Not to say that the parents wouldn’t get anything from this. They’ll appreciate the family relationship. This is marketed as a horror comedy, but at its core, it’s like the Fast and The Furious movies; it’s all about family (and if you think I didn’t say that like it was said in Shazam! Fury Of The Gods, you’d actually be right because I didn’t say it out loud, I just typed it). The father/son relationship is really the driving force behind the whole plot. It influences decisions which directly cause the narrative to flow like it does. It also causes one of the best lines:
“When your kids are little it’s easy to be a parent. They don’t see who you actually are, they just see the good stuff, what you want them to see. But eventually, as they grow up parts of yourself that you don’t like become harder and harder to hide”
That says so much about not only that character, but his relationship with his children. It’s so perfectly done that I loved it.
Whilst that’s perfect, the film itself is not a perfect film by any means, it feels incredibly neutered at times like it was originally supposed to be more adult and they cut it down so would appeal to more people. There’s also a ghosthunter/military subplot that achieves nothing except waste both time and the comedic talents of Tig Notaro. It’s a part of the plot that just gets in the way of what we want to see. If you got rid of it it would create a few plot holes, but they’re minimal-sized holes that you could close up with a few carefully placed pieces of narrative needlework.

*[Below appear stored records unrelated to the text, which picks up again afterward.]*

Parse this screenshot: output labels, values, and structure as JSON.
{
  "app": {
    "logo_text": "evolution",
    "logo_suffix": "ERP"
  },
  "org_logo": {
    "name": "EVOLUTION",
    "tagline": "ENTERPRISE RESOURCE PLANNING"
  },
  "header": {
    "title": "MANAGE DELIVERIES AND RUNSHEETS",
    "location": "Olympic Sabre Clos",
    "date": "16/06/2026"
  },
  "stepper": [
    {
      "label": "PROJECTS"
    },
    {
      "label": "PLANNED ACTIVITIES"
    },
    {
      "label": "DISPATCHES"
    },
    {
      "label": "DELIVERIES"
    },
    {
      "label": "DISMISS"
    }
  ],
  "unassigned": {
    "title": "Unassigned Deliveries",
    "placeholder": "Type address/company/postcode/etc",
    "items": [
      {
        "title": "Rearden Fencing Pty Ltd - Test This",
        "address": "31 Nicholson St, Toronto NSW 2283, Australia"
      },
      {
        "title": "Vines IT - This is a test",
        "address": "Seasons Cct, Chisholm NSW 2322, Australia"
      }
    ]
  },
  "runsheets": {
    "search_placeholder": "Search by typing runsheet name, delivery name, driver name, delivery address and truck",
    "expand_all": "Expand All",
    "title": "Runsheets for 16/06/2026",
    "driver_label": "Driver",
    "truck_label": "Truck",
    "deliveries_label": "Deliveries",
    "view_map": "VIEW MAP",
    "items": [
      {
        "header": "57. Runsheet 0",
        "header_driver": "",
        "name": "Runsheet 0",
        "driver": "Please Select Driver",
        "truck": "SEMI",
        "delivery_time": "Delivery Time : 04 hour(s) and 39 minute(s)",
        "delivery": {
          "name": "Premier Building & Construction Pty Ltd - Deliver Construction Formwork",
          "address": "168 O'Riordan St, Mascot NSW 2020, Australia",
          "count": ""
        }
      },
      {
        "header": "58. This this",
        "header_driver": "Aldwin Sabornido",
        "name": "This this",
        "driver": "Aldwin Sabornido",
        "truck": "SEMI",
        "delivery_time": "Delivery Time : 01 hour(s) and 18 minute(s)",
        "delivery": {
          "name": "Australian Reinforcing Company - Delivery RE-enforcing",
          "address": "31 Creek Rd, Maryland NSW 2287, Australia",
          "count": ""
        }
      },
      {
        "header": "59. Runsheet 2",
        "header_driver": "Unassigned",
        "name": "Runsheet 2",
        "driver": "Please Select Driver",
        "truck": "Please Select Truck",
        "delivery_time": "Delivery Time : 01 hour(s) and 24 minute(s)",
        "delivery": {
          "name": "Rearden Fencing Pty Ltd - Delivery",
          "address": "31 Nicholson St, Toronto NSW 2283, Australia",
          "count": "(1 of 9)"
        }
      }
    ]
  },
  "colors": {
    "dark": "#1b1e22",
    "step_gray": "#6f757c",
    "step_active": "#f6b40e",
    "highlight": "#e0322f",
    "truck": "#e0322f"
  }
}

This is a fun netflix film. It’s hampered slightly by the fact that a lot of what it’s done has been done before, and done better, by big films (ET, Ghostbusters etc). It’s not going to be your favourite film of the year, but it is entertaining. It’s the cinematic equivalent of a really good bacon sandwich. Won’t change the world, but will fill a hole (sex joke) and make you happy for a short moment. It also has a genuine tearjerker of an ending.